Illustration by Madison Echlin.

Photo by Madison Echlin | The State News

The United States has about 56.5% of its population fully vaccinated against COVID-19. The entire continent of Africa, on the other hand, currently has 4.4% vaccinated. 

The disparity in these numbers of vaccinated individuals is because the U.S. and other wealthy western countries, such as the United Kingdom, France and Canada have all bought large quantities of the Western-made vaccines. 

Assistant professor in the Division of Public Health Constance Currier said the western nation that has vaccinated near 70% of their population is great for those nations, but it is not helpful on a global scale.

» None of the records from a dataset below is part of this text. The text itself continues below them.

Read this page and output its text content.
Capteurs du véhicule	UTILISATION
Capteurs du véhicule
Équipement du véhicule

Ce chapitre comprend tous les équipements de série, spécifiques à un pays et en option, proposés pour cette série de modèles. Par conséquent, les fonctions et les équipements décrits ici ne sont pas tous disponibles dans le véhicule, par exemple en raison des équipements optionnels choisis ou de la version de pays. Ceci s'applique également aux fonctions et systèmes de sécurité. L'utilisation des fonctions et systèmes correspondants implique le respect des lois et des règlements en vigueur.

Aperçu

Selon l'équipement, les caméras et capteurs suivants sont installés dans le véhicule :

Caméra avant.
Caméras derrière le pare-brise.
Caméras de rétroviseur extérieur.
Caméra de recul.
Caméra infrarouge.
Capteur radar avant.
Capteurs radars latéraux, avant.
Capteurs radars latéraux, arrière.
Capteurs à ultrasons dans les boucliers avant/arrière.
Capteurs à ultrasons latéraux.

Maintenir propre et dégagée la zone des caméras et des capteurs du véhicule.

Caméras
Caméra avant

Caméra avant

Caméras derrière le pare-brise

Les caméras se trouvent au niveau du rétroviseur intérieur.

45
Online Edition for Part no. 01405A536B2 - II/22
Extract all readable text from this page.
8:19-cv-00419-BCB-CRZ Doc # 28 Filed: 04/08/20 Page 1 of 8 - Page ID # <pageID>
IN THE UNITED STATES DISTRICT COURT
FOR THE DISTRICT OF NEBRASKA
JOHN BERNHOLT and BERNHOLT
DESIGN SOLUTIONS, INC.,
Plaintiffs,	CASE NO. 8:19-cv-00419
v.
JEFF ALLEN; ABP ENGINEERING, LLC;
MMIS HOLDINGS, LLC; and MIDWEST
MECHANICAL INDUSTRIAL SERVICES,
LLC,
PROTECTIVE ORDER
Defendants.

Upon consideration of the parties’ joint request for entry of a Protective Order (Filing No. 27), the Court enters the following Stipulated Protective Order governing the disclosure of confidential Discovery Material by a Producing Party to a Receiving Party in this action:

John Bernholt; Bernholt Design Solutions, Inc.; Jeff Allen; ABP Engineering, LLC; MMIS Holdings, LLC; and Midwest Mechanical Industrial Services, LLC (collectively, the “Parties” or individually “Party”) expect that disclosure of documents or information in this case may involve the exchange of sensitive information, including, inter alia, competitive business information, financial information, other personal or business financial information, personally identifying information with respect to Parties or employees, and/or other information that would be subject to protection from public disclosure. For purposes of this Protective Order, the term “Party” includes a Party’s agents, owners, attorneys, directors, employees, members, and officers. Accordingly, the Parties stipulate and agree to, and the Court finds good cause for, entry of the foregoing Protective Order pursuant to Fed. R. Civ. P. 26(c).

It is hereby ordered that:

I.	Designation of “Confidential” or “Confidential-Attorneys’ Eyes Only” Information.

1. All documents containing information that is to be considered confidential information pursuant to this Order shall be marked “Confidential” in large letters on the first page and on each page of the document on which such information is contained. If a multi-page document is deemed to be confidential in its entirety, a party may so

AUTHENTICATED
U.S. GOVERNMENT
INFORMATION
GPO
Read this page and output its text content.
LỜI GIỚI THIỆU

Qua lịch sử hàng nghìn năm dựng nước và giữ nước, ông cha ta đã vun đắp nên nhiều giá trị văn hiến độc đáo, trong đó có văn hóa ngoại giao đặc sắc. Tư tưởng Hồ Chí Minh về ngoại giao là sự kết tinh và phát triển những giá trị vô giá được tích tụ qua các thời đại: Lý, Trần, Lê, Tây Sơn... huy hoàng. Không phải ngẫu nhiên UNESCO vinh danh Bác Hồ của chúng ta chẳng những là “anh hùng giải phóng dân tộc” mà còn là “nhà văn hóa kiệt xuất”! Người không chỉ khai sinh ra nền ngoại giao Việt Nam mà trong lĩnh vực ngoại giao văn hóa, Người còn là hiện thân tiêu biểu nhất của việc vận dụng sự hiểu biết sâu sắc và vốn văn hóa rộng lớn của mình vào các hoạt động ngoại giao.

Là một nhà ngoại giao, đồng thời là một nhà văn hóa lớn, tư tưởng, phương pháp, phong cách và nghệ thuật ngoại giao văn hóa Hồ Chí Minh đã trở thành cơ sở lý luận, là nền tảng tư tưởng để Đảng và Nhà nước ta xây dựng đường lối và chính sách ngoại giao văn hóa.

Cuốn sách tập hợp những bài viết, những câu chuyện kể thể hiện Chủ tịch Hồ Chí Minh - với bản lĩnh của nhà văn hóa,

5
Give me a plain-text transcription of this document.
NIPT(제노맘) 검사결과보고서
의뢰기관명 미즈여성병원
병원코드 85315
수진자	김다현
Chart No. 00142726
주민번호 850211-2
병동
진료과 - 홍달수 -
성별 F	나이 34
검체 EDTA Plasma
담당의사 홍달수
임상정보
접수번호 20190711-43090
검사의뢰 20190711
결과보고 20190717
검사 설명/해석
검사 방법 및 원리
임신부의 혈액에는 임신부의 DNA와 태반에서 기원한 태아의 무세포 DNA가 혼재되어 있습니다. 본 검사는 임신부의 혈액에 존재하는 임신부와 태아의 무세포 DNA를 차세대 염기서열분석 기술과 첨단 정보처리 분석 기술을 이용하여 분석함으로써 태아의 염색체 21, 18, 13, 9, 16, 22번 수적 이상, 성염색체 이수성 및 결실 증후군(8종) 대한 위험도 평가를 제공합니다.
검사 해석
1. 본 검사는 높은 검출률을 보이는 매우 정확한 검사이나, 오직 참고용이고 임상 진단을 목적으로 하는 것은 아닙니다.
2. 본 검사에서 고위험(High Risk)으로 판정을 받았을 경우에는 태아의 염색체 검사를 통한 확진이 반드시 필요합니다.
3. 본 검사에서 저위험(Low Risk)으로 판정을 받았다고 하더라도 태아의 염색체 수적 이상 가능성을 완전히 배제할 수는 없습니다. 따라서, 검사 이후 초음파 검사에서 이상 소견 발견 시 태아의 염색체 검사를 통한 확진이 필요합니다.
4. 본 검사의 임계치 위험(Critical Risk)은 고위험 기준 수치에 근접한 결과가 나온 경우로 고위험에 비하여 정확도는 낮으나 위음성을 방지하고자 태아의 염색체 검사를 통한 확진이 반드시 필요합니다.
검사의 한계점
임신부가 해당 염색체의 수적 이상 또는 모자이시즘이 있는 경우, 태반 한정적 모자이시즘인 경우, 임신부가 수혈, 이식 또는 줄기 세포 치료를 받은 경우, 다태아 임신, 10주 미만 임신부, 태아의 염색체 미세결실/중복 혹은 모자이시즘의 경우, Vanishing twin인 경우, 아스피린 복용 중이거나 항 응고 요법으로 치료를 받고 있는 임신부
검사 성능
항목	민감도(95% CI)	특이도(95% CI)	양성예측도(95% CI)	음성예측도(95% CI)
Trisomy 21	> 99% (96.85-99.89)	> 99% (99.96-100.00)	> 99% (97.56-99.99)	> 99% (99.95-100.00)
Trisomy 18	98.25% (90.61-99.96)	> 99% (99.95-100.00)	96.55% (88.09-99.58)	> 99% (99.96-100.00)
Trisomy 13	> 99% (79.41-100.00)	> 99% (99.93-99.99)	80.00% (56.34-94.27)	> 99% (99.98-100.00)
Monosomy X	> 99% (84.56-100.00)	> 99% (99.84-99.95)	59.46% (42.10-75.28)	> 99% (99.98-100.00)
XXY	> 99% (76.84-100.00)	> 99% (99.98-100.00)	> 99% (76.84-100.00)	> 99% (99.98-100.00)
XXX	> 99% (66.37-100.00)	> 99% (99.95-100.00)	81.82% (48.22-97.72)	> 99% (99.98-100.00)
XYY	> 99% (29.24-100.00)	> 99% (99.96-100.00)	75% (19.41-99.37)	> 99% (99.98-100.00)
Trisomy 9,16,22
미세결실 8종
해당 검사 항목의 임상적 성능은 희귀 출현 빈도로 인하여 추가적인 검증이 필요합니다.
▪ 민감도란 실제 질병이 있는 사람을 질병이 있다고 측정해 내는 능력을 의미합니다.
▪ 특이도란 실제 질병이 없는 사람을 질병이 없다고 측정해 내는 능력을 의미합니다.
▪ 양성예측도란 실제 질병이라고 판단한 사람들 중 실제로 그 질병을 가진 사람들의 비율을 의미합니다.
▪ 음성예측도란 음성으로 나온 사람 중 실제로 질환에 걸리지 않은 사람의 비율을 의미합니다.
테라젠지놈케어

“We live in a global community,” Currier said. “Diseases travel fast and those mutations are going to occur in India or wherever those large populations centers are, where lots and lots of people are in close quarters. ... We think we’re all protected but we’re really not.”

Many countries, including the U.S., have started to administer booster shots to their vulnerable populations, including adults 65 years and older and younger adults with underlying medical conditions. Mohamed Satti, a professor at the Division of Public Health at the College of Human Medicine, said this is not ethical for governments to do. 

“Going for a third shot, when some people, they have not even been able to get a single shot—yeah I don’t think that’s ethical,” Satti said.

In Pakistan, 30 percent of the population is half-vaccinated and 15 percent is fully vaccinated. Comparative cultures and politics junior and Pakistani-American Nadir Hamid said that many of the wealthy Pakistanis have been able to get vaccinated but poorer populations have not. 

“Wealthy communities in Pakistan are all getting vaccinated, they’re taking their precautions and everything as well,” Hamid said. “That leaves the less fortunate populations in Pakistan to fight for a chance to get the vaccine.”

A factor that many Americans don't consider when it comes to global vaccine administration is there are a dozen other vaccines for COVID-19 that the U.S. has not approved. Russia has made the Sputnik V vaccine, China has a handful of vaccines, and various other countries have developed their own. Many of these vaccines have been administered worldwide, particularly Chinese vaccines. 

Pakistan has turned to China to supply some of its vaccines. Hamid said his family in Pakistan is vaccinated by the AstraZeneca vaccine and the Sinopharm vaccines. He thinks that some of the stigmas about Western vaccines, such as Pfizer-BioNTech, Moderna and Johnson & Johnson, occur because so many Western countries think their vaccines are superior to others.

China is not only working with the Pakistani government, but it is supplying vaccines to more than 100 countries. Satti said he thinks the U.S. is losing ground to poorer countries because international aid has been reduced significantly and other countries are turning to China. 

“In the absence of the USA, the people there, they have no other choice,” Satti said. “So they will go to China.”

Currier said that the “America first attitude” undermined the State Department globally.

“We lost a lot of senior-level State Department and USAID administrators,” Currier said. “Our foreign affairs and our foreign policy and how we worked around the world was really just demolished during that time.”

Additional repercussions for not administering the vaccine throughout countries have a deadly range. Both Currier and Satti said they were worried the virus would mutate into a variant for which the current vaccines do not cover.

“If you're asking what is the impact of not having access to the vaccine, then I would say excess mortality,” Currier said.